My father-in-law enlisted in the army in early 1942, just before he turned 19 nad served until the end of the war in 1945. Mustered out at 22. He has a factory job in a defense industry which made him draft exempt but he enlisted anyway.
He came from a small tobacco farm in Southern Ohio. His father had been in the US Cavalry under Blackjack Pershing in Mexico and then in France. He was gassed there but recovered. He came home, left the military, married and got a good job. He used his savings to by the farm as an investment. Then he got flu and his weaken lungs failed and he died leaving his wife, a widow with three small children. My f-i-l grew grew up in a loving family but in real poverty.
He spent the war in the Pacific in the Combat Engineers. He took part in three landings under fire, the first at Guadalcanal and the last at Palau. His unit was training for invading the Japanese home islands when the atomic bombs were dropped and Japan surrendered.
Throughout all the time I knew him, he never bragged or boasted about his service. In fact, you had to drag the information out of him. My ex would tell be that as a little girl she and her sisters were warned, "Never wake you father out of sleep suddenly." If you did, he might respond violently. And yet he was one of the gentlest men I've ever know.
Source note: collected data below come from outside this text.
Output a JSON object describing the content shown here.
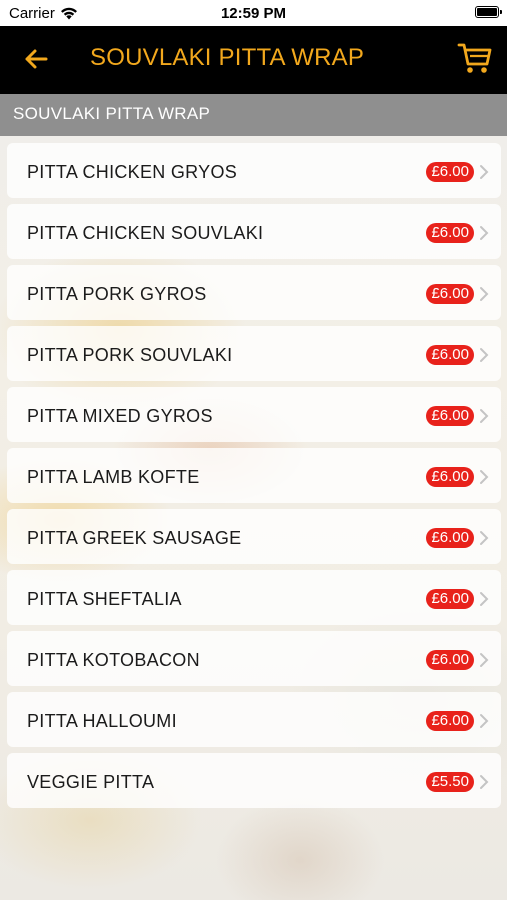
{
  "status_bar": {
    "carrier": "Carrier",
    "time": "12:59 PM",
    "icons": [
      "wifi-icon",
      "battery-icon"
    ]
  },
  "nav": {
    "title": "SOUVLAKI PITTA WRAP",
    "back_icon": "arrow-left-icon",
    "cart_icon": "shopping-cart-icon",
    "accent_color": "#f2a81d",
    "background": "#000000"
  },
  "section": {
    "title": "SOUVLAKI PITTA WRAP"
  },
  "colors": {
    "price_badge": "#e8221b",
    "section_header": "#878787"
  },
  "items": [
    {
      "name": "PITTA CHICKEN GRYOS",
      "price": "£6.00"
    },
    {
      "name": "PITTA CHICKEN SOUVLAKI",
      "price": "£6.00"
    },
    {
      "name": "PITTA PORK GYROS",
      "price": "£6.00"
    },
    {
      "name": "PITTA PORK SOUVLAKI",
      "price": "£6.00"
    },
    {
      "name": "PITTA MIXED GYROS",
      "price": "£6.00"
    },
    {
      "name": "PITTA LAMB KOFTE",
      "price": "£6.00"
    },
    {
      "name": "PITTA GREEK SAUSAGE",
      "price": "£6.00"
    },
    {
      "name": "PITTA SHEFTALIA",
      "price": "£6.00"
    },
    {
      "name": "PITTA KOTOBACON",
      "price": "£6.00"
    },
    {
      "name": "PITTA HALLOUMI",
      "price": "£6.00"
    },
    {
      "name": "VEGGIE PITTA",
      "price": "£5.50"
    }
  ]
}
However, he would always bristle at someone talking about the D-Day. In his courteous but firm, country voice, he would say, "WELL, you know what d-day means don't you?" And most would not. "It means disembarkation day. Every time we landed on an island, it was d-day to us. And when we landed under fire, that was our D-Day."
Separately he would tell of his first landing. Struggling up through the surf under fire, he was beside a guy who had been his pal through training. He turned to speak to him only to see his head blown away. He said he suddenly had tunnel vision and only saw the beach that he wanted to get to alive as he heard bullets like bees buzzing near his head. Of course he made it through the war alive and won a few medals. He always was a hero to me.

Just wanted to remind all, that D-Day wasn't everything. Many fine men died in actions you will never hear of. Their own D-Day.
 
Not to mention Stalingrad and many more on that front ...
I was disappointed too, how little mention there was of
the huge contribution from the then British Empire,
from India, Africa, and the Caribbean, as well as the then Dominions.
 
Not to mention Stalingrad and many more on that front ...
I was disappointed too, how little mention there was of
the huge contribution from the then British Empire,
from India, Africa, and the Caribbean, as well as the then Dominions.
Indeed, I had two uncles who fought in the pacific with a New Zealand division. They got little glory.
 
Not to mention Stalingrad and many more on that front ...
I was disappointed too, how little mention there was of
the huge contribution from the then British Empire,
from India, Africa, and the Caribbean, as well as the then Dominions.
The Canadian Army made a major contribution. They were in my view victimized at Dieppe (there is a book called "Unauthorized Action", which claimed that Mountbatten organized the Dieppe raid without going through channels, and that Churchill, writing his six-volume memoir, sent his secretary a note about Dieppe: "I do not wish to expose any secrets, but we ourselves need to understand how this happened".) They also ran convoys from Halifax, ensuring the massive industrial capacity of the United States ended up where it needed to. In my opinion this was an outsized contribution from a small country with less than a sixth of the population of Germany alone, and less than a seventh if one includes Austria and the Sudentenland. And most of the personnel were volunteers.